Blues rock quartet Death Mama is one of the newest – and loudest – players in the rock scene. Committed to a shroud of mystery that envelops the slinky, smoldering sound, the foursome have already made a name for themselves in the Atlanta area.

Following the release of two singles, the group dropped their debut album, High Strangeness, on Friday. I sat down with the band to talk all things Death Mama, including the origins of the eyebrow-raising name.

AF: Let’s start with the most obvious: Death Mama isn’t the kind of name you hear very often. How did you guys come up with it?

DM: We came up with it after going through many ideas. Then we found a Bob Dylan poem in a photography book that had “Death Mama” written in it. It sounded cool to us, and we thought there were some cool things we could do with it. 

AF: You’ve all been in bands before, and Death Mama is actually the second incarnation of a previous band you played in together. What made you decide to keep going when a lot of musicians would’ve hung it up?

DM: We have to keep making music. It’s something that we have to do for us, even when it seems that all odds are against us. We love the kind of music we make and we hope others will attach themselves to it, but we do it as a creative outlet for us. We’ll always make music, and will most likely always make music in some form or another with each other. 

AF: Why do you think think the musical connection is so strong between the four of you?

DM: We’ve been friends for a long time and we think it shows in our music. We have a deep understanding of where each one of us wants to go creatively and we feed off of each others energy.

AF: What’s your writing process like? Is it generally collaborative, or will one of you come in with a song and you’ll jam it together until it feels right?

DM: It is normally very collaborative. We use our studio and we’re constantly showing ideas to each other. We like to build off of each idea and try to finish the idea into a song together, even if it doesn’t make a release. We have a lot of ideas that get re-purposed or altered into ideas later. Generally no one comes in with a complete song and says, “This is how we’re going to do it.” That’s just not what we do. 
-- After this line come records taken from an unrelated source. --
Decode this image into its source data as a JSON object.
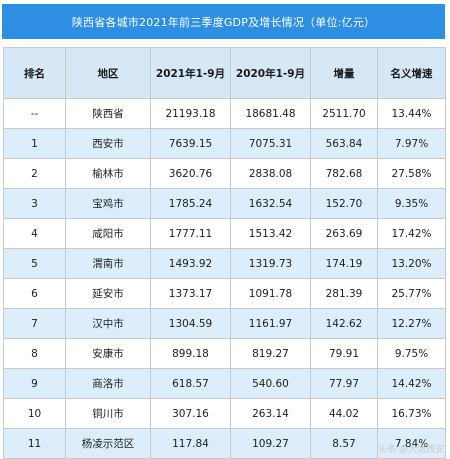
{
  "title": "陕西省各城市2021年前三季度GDP及增长情况（单位:亿元）",
  "table": {
    "headers": [
      "排名",
      "地区",
      "2021年1-9月",
      "2020年1-9月",
      "增量",
      "名义增速"
    ],
    "rows": [
      [
        "--",
        "陕西省",
        "21193.18",
        "18681.48",
        "2511.70",
        "13.44%"
      ],
      [
        "1",
        "西安市",
        "7639.15",
        "7075.31",
        "563.84",
        "7.97%"
      ],
      [
        "2",
        "榆林市",
        "3620.76",
        "2838.08",
        "782.68",
        "27.58%"
      ],
      [
        "3",
        "宝鸡市",
        "1785.24",
        "1632.54",
        "152.70",
        "9.35%"
      ],
      [
        "4",
        "咸阳市",
        "1777.11",
        "1513.42",
        "263.69",
        "17.42%"
      ],
      [
        "5",
        "渭南市",
        "1493.92",
        "1319.73",
        "174.19",
        "13.20%"
      ],
      [
        "6",
        "延安市",
        "1373.17",
        "1091.78",
        "281.39",
        "25.77%"
      ],
      [
        "7",
        "汉中市",
        "1304.59",
        "1161.97",
        "142.62",
        "12.27%"
      ],
      [
        "8",
        "安康市",
        "899.18",
        "819.27",
        "79.91",
        "9.75%"
      ],
      [
        "9",
        "商洛市",
        "618.57",
        "540.60",
        "77.97",
        "14.42%"
      ],
      [
        "10",
        "铜川市",
        "307.16",
        "263.14",
        "44.02",
        "16.73%"
      ],
      [
        "11",
        "杨凌示范区",
        "117.84",
        "109.27",
        "8.57",
        "7.84%"
      ]
    ]
  },
  "colors": {
    "title_bg": "#2e8fe2",
    "header_bg": "#d6e7f6",
    "stripe": "#dcedfb"
  },
  "watermark": "头条 @大话西安"
}
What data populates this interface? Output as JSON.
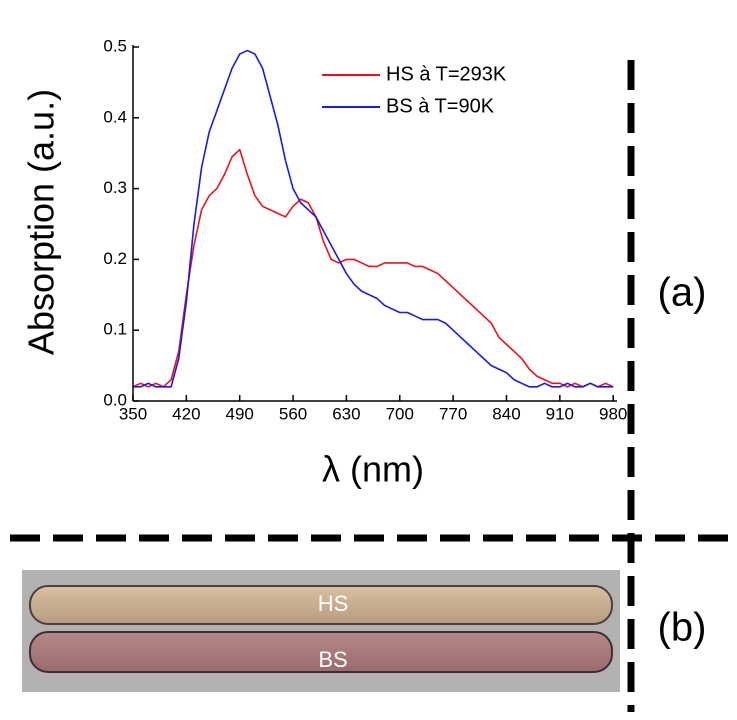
{
  "chart_data": {
    "type": "line",
    "y_label": "Absorption (a.u.)",
    "x_label": "λ (nm)",
    "x": [
      350,
      360,
      370,
      380,
      390,
      400,
      410,
      420,
      430,
      440,
      450,
      460,
      470,
      480,
      490,
      500,
      510,
      520,
      530,
      540,
      550,
      560,
      570,
      580,
      590,
      600,
      610,
      620,
      630,
      640,
      650,
      660,
      670,
      680,
      690,
      700,
      710,
      720,
      730,
      740,
      750,
      760,
      770,
      780,
      790,
      800,
      810,
      820,
      830,
      840,
      850,
      860,
      870,
      880,
      890,
      900,
      910,
      920,
      930,
      940,
      950,
      960,
      970,
      980
    ],
    "series": [
      {
        "name": "HS à T=293K",
        "color": "#e8141c",
        "values": [
          0.02,
          0.025,
          0.02,
          0.025,
          0.02,
          0.03,
          0.07,
          0.15,
          0.22,
          0.27,
          0.29,
          0.3,
          0.32,
          0.345,
          0.355,
          0.32,
          0.29,
          0.275,
          0.27,
          0.265,
          0.26,
          0.275,
          0.285,
          0.28,
          0.26,
          0.225,
          0.2,
          0.195,
          0.2,
          0.2,
          0.195,
          0.19,
          0.19,
          0.195,
          0.195,
          0.195,
          0.195,
          0.19,
          0.19,
          0.185,
          0.18,
          0.17,
          0.16,
          0.15,
          0.14,
          0.13,
          0.12,
          0.11,
          0.09,
          0.08,
          0.07,
          0.06,
          0.045,
          0.035,
          0.03,
          0.025,
          0.025,
          0.02,
          0.025,
          0.02,
          0.025,
          0.02,
          0.025,
          0.02
        ]
      },
      {
        "name": "BS à T=90K",
        "color": "#1a1ae6",
        "values": [
          0.02,
          0.02,
          0.025,
          0.02,
          0.02,
          0.02,
          0.06,
          0.14,
          0.25,
          0.33,
          0.38,
          0.41,
          0.44,
          0.47,
          0.49,
          0.495,
          0.49,
          0.47,
          0.43,
          0.39,
          0.34,
          0.3,
          0.28,
          0.27,
          0.26,
          0.24,
          0.22,
          0.2,
          0.18,
          0.165,
          0.155,
          0.15,
          0.145,
          0.135,
          0.13,
          0.125,
          0.125,
          0.12,
          0.115,
          0.115,
          0.115,
          0.11,
          0.1,
          0.09,
          0.08,
          0.07,
          0.06,
          0.05,
          0.045,
          0.04,
          0.03,
          0.025,
          0.02,
          0.02,
          0.025,
          0.02,
          0.02,
          0.025,
          0.02,
          0.02,
          0.025,
          0.02,
          0.02,
          0.02
        ]
      }
    ],
    "xlim": [
      350,
      985
    ],
    "ylim": [
      0,
      0.5
    ],
    "xticks": [
      350,
      420,
      490,
      560,
      630,
      700,
      770,
      840,
      910,
      980
    ],
    "yticks": [
      {
        "value": 0,
        "label": "0.0"
      },
      0.1,
      0.2,
      0.3,
      0.4,
      0.5
    ]
  },
  "panels": {
    "a_label": "(a)",
    "b_label": "(b)",
    "crystal_labels": [
      "HS",
      "BS"
    ]
  }
}
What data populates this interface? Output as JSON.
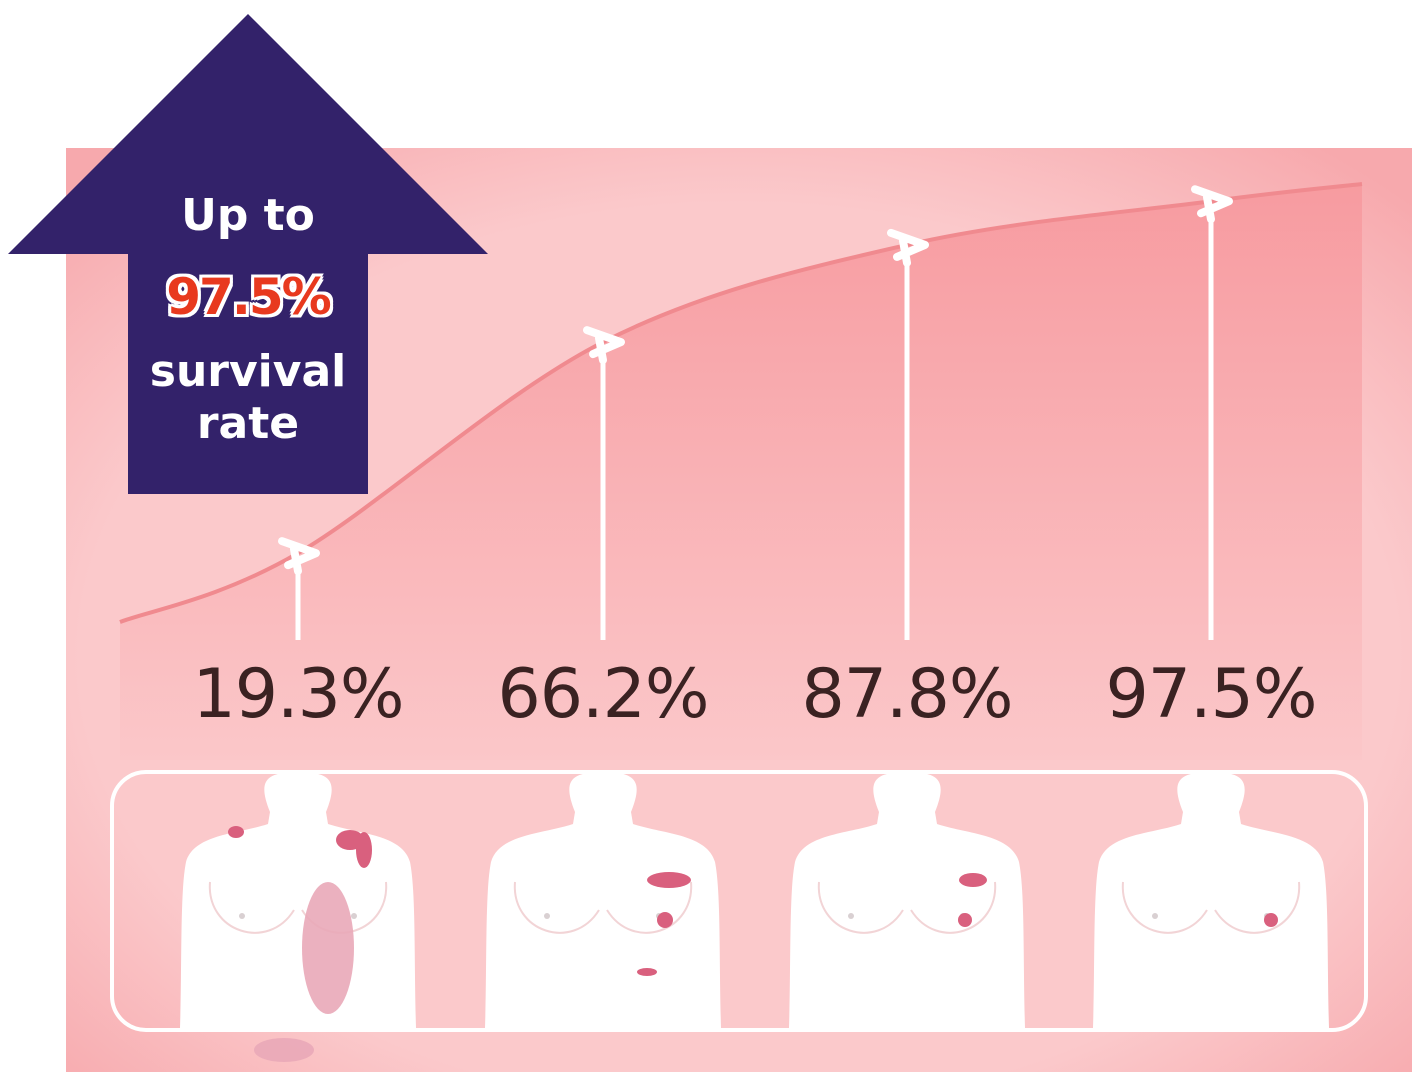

AF: You released your debut record, High Strangeness, last Friday, following the release of two singles, “Can You Dig It?” and “Whenever I’m With You.” What’s the been like? Has it felt like a long time coming?

DM: We always love to release new music. The support we’ve gotten since the singles and the album release has been amazing. It was really cool to debut a new sound and see how people react to it. We love the idea of catching people off guard. 

AF: What inspired the record? What was the recording process like for you guys?

DM: We wanted it to be a big, raw sound. We have our own full on analog recording studio and that gives us the ability to mess around with sounds and song ideas any time we want. We love to finish a song in a day. Sometimes it doesn’t work out that way, but maybe we get the basic tracking done and the overdubs done and do vocals another day. Then it typically takes about a day to mix a song. 

AF: You’ve been huge players in the Atlanta music scene for years, but you’ve reinvented yourselves with Death Mama. How do you think your fans and the scene will react?

DM: Our hope is that we bring something new to the table that people can sink their teeth into. A lot of music nowadays is so full of cookie cutter, snapped-to-the-grid stuff with the same sounds everyone does. We wanted to be completely different than that by spending a ton of time on the writing and the creation of certain sounds and FX that we used. No sound on each track is the same; they are all different. They may sound similar, but everything, even down to the vocal chains, are different on every track. We wanted it to all feel cohesive, but at the same time each track needed to be able to stand on its own. 

AF: What’s next for Death Mama?

DM: We plan to do some touring and continuing to release new music. We’re already writing and recording in the studio right now. Maybe we’ll release even more music by the end of the year.